Entre le gouvernement qui « n’exclut pas la privatisation des entreprises publiques » qui seront « examinées au cas par cas », le président de la République, qui assurait le 16 août 2021 que Tunisair « ne sera pas privatisée » et le niet catégorique de l’UGTT, les analystes politiques ne savent plus où donner de la tête.
Réformes, restructuration, ouverture du capital des entreprises non-stratégiques au secteur privé, cession totale ou partielle, privatisation. Le mot tabou est enfin lâché. Mais, pourquoi tant de tergiversations et d’atermoiements de la part de nos dirigeants? Alors même que nous savons tous que la réforme des entreprises publiques est désormais inéluctable. Est-ce faute d’avoir au préalable préparé l’opinion publique à avaler en douceur les pilules amères propres à toute privatisation? A savoir : la réduction drastique du personnel sous couvert de plan social; ainsi que les départs forcés à la retraite anticipée?
Pavé dans la mare
En effet, la directrice générale du Fonds monétaire international, Kristalina Georgieva faisait savoir, dans une interview accordée, vendredi 21 octobre à la chaîne Sky News, que le FMI et les responsables tunisiens avaient débattu de la possibilité de la privatisation de certaines entreprises publiques « à l’initiative des autorités tunisiennes ». Et ce, dans le cadre des négociations entre les deux parties pour accorder un prêt à la Tunisie.
La première responsable de ce fonds a rappelé que les accords avec notre pays stipulent que le côté tunisien s’engage à réduire la participation de l’Etat dans l’économie en encourageant l’investissement privé.
Mais, quelles sont les entreprises publiques concernées? Sachant que la cheffe du gouvernement Najla Bouden n’a cessé de répéter que l’État n’a aucune intention de privatiser les institutions publiques à « caractère stratégique » et qui font l’objet « de programmes de restructuration basés sur des audits ».
Ambigüités
Réagissant aux déclarations de la première responsable du FMI, le ministre des Affaires sociales, Malek Zahi, déclarait lundi 24 octobre que le gouvernement « n’exclut » pas la privatisation des entreprises publiques, qui seront « examinées au cas par cas ». De même, ajoutait-il, toutes les dispositions possibles seront prises pour sauver ces entreprises. « Tout en en préservant la pérennité et les postes d’emploi », promettait-il.
Douche froide
Pour sa part, le SG de la centrale ouvrière, Noureddine Taboubi, a appelé, ce lundi 24 octobre, la ministre des Finances, Sihem Boughdiri Nemsia, à dévoiler le programme remis par la Tunisie au FMI. Mais, elle a rétorqué, selon lui, que le gouvernement n’a pas encore présenté un programme détaillé à l’institution financière. Lequel devra être signé par le président de la République et la cheffe du gouvernement.
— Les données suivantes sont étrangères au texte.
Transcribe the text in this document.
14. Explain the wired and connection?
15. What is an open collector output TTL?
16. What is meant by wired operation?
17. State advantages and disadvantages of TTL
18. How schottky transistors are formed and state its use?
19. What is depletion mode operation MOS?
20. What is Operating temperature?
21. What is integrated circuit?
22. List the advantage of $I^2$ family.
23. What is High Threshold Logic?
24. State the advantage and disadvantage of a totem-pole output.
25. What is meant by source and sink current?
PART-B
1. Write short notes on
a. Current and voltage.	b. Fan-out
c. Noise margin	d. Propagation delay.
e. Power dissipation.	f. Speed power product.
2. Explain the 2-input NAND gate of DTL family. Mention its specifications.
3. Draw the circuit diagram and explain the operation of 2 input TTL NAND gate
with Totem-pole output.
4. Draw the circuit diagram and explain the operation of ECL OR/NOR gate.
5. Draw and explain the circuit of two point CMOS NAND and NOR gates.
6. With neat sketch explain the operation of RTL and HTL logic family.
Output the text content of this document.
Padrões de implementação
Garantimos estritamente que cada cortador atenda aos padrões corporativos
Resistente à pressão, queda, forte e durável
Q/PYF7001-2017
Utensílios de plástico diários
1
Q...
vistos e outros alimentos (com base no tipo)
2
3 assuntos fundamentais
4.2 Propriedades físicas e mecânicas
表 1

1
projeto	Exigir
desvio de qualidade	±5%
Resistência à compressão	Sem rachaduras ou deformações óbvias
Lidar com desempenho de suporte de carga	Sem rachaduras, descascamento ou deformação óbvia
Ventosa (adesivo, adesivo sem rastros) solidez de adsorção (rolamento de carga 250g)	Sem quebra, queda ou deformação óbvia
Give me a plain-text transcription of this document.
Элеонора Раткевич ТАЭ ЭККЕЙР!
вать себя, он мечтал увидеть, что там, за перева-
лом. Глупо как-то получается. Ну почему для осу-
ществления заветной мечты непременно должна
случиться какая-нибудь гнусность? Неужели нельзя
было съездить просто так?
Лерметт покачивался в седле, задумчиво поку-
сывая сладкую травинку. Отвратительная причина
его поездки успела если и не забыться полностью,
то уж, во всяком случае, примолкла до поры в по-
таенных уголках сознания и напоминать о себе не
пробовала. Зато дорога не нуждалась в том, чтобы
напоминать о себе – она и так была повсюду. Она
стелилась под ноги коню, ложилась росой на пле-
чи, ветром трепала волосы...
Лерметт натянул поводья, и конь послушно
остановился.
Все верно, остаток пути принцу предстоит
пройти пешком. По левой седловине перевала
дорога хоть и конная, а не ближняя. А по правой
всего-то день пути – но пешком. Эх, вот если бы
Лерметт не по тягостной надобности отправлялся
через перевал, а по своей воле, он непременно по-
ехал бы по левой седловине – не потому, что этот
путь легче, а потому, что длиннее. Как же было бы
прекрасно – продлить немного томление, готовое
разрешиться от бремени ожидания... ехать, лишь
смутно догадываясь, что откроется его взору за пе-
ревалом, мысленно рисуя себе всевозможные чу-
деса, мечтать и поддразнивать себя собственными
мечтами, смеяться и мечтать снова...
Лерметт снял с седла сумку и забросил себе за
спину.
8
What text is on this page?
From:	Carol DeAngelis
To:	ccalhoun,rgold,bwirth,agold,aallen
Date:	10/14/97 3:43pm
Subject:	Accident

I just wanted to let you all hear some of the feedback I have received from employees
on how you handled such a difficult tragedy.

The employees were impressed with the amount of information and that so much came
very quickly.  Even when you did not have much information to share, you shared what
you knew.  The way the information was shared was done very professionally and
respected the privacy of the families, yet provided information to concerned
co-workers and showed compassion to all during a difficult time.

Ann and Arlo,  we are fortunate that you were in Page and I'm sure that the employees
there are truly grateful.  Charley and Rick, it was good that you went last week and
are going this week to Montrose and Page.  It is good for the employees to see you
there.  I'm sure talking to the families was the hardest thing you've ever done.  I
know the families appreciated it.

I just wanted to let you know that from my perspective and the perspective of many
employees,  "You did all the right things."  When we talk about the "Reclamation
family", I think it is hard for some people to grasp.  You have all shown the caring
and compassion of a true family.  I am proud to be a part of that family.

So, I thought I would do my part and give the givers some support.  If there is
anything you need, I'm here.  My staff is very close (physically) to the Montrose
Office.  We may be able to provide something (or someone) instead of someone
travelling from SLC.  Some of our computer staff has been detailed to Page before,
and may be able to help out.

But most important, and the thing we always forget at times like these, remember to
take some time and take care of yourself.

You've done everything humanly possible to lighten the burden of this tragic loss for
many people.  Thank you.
Récusant toute approbation par l’UGTT d’un programme gouvernemental présenté au FMI, M. Taboubi a affirmé que la centrale ouvrière n’a pas du tout pris connaissance de ce programme, et qu’elle « exprimera sa position, une fois qu’il lui aura été soumis ».
« Si la véracité de la déclaration de la DG du FMI sur le souhait de la partie tunisienne de privatiser un certain nombre d’entreprises publiques était vérifiée, cela n’engagerait en rien l’organisation syndicale ». Ainsi, se prononçait M. Taboubi qui réitère que l’UGTT « rejette la privatisation des entreprises publiques » et s’oppose à la levée de la subvention. Signalant à l’occasion que « l’accord conclu entre l’organisation et le gouvernement se limite à la restauration du pouvoir d’achat. Et ce, à travers la majoration du SMIG et l’augmentation des salaires ». Point barre.
Privatisation : rien à perdre, tout à gagner
Reste qu’au-delà des divergences « idéologiques » entre le gouvernement et la puissante centrale syndicale, tout le monde s’accorde à penser que la plupart de nos entreprises publiques sont déficitaires. En effet, elles éprouvent des difficultés financières énormes, représentent un boulet pour les finances publiques et vivent sous perfusion de l’aide de l’Etat.
Alors, qu’y a-t-il de mal à les privatiser ou du moins ouvrir partiellement leurs capitaux à l’argent privé? Ainsi, l’on garantira plus d’efficacité et moins de déficit. Sans omettre l’absentéisme qui gangrène les entreprises publiques et le tkarkir du personnel.
Sauf qu’en ces temps de crise, du niet de l’UGTT, à la position ambiguë du président de la République à ce sujet, et face à la situation catastrophique de nos entreprises publiques, ces « joyaux de la couronne » trouveraient-ils acquéreurs?